Kidal, symbole des limites d’une armée malienne sous-équipée en compétences

La ville de Kidal, clé de voûte de la sécurité au Nord du Mali, reste un bastion rebelle malgré les frappes aériennes répétées de l’armée malienne. Les drones de combat, les bombardiers tactiques et les munitions guidées déployés en masse n’ont pas suffi à inverser la tendance. Pourquoi ? Parce que la supériorité technologique ne remplace pas l’absence de maîtrise stratégique.

Lorsque les forces maliennes bombardent sans coordination avec des troupes au sol, sans analyse fine du terrain ou sans adaptation tactique, leurs actions se résument à des dépenses inutiles. Les rebelles, eux, exploitent cette rigidité avec une agilité remarquable : camouflage, dispersion et connaissance intime du désert leur permettent de résister efficacement.

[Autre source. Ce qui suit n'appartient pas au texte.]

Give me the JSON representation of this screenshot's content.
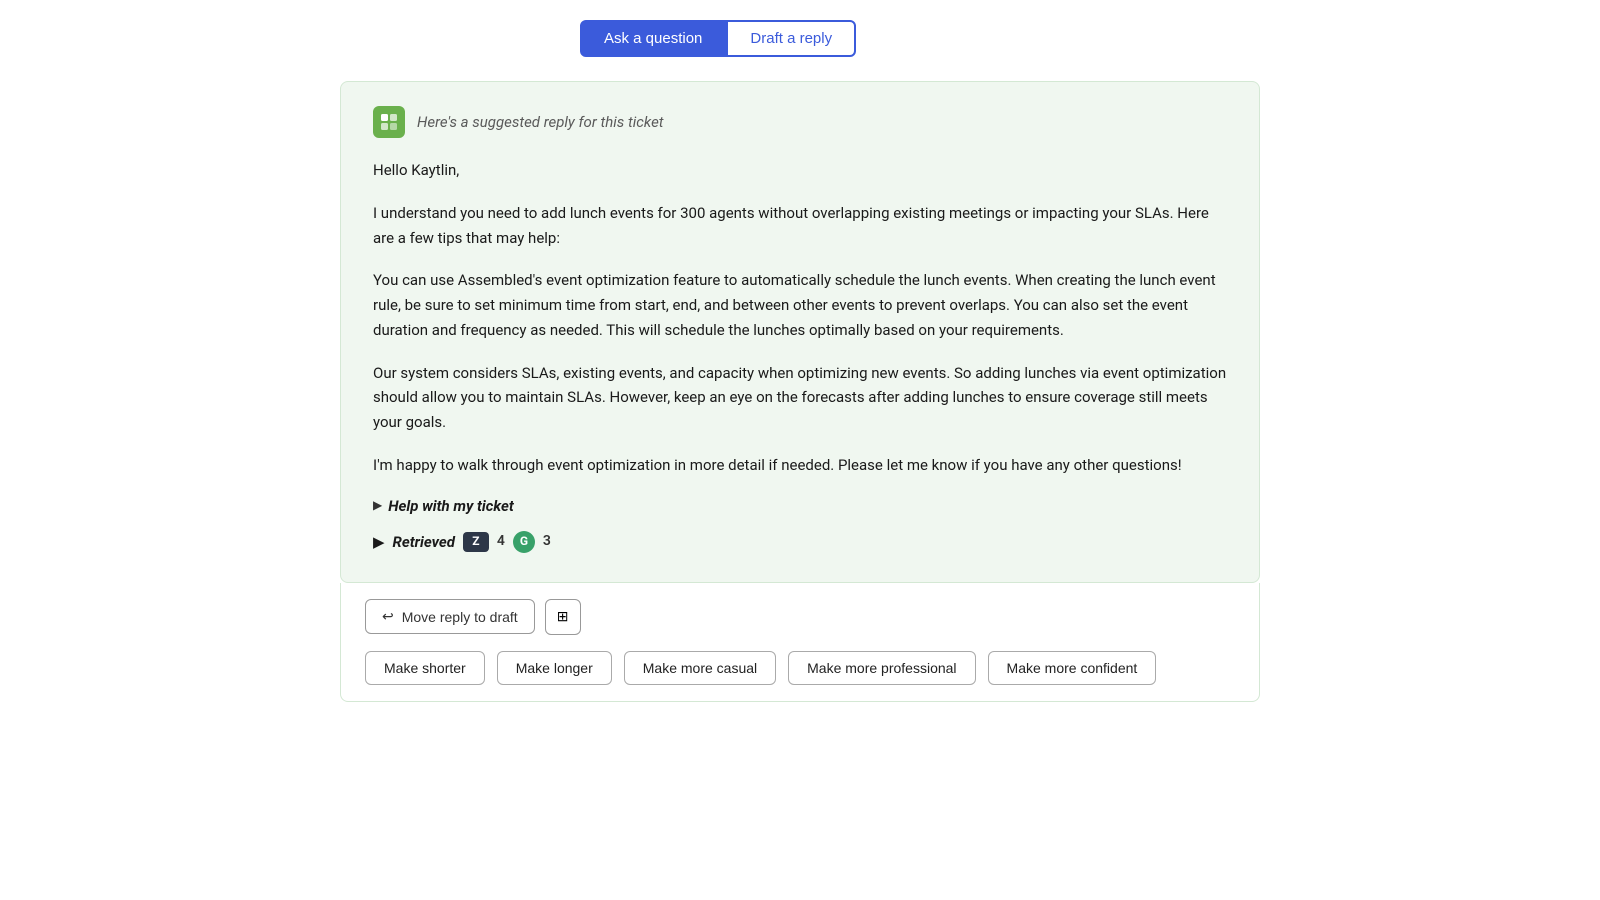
{
  "tabs": [
    {
      "id": "ask-question",
      "label": "Ask a question",
      "active": true
    },
    {
      "id": "draft-reply",
      "label": "Draft a reply",
      "active": false
    }
  ],
  "reply_card": {
    "header_text": "Here's a suggested reply for this ticket",
    "paragraphs": [
      "Hello Kaytlin,",
      "I understand you need to add lunch events for 300 agents without overlapping existing meetings or impacting your SLAs. Here are a few tips that may help:",
      "You can use Assembled's event optimization feature to automatically schedule the lunch events. When creating the lunch event rule, be sure to set minimum time from start, end, and between other events to prevent overlaps. You can also set the event duration and frequency as needed. This will schedule the lunches optimally based on your requirements.",
      "Our system considers SLAs, existing events, and capacity when optimizing new events. So adding lunches via event optimization should allow you to maintain SLAs. However, keep an eye on the forecasts after adding lunches to ensure coverage still meets your goals.",
      "I'm happy to walk through event optimization in more detail if needed. Please let me know if you have any other questions!"
    ],
    "help_section_label": "Help with my ticket",
    "retrieved_section_label": "Retrieved",
    "badge_z_label": "Z",
    "badge_z_count": "4",
    "badge_g_label": "G",
    "badge_g_count": "3"
  },
  "actions": {
    "move_draft_label": "Move reply to draft",
    "tone_buttons": [
      {
        "id": "make-shorter",
        "label": "Make shorter"
      },
      {
        "id": "make-longer",
        "label": "Make longer"
      },
      {
        "id": "make-casual",
        "label": "Make more casual"
      },
      {
        "id": "make-professional",
        "label": "Make more professional"
      },
      {
        "id": "make-confident",
        "label": "Make more confident"
      }
    ]
  }
}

L’illettrisme stratégique, ennemi invisible des forces maliennes

La guerre au Mali, surtout dans sa dimension asymétrique, exige une intelligence opérationnelle que l’armée malienne ne possède pas toujours. Un commandement peu instruit reproduit des schémas tactiques obsolètes, comme des raids aériens nocturnes sans cesse répétés. Le résultat ? Une perte de matériel précieuse et un statu quo militaire désastreux.

Le drame pour le Mali ne réside pas dans le manque d’armes, mais dans l’incapacité à en tirer profit. Sans retour d’expérience (RETEX) efficace, sans formation continue des officiers et sans vision globale des opérations, chaque engagement devient un gaspillage. Les officiers malien, souvent sous-formés, perçoivent l’arme comme une solution miracle, oubliant que la guerre est avant tout une science humaine, faite de calcul et de finesse.

Les événements à Kidal rappellent une vérité fondamentale : une armée peut posséder les meilleures technologies du monde, elle ne sera jamais plus forte que son commandement. Tant que Bamako ne résoudra pas ce problème structurel, les lignes de front resteront immobiles, et les investissements militaires continueront de s’évaporer sans résultats.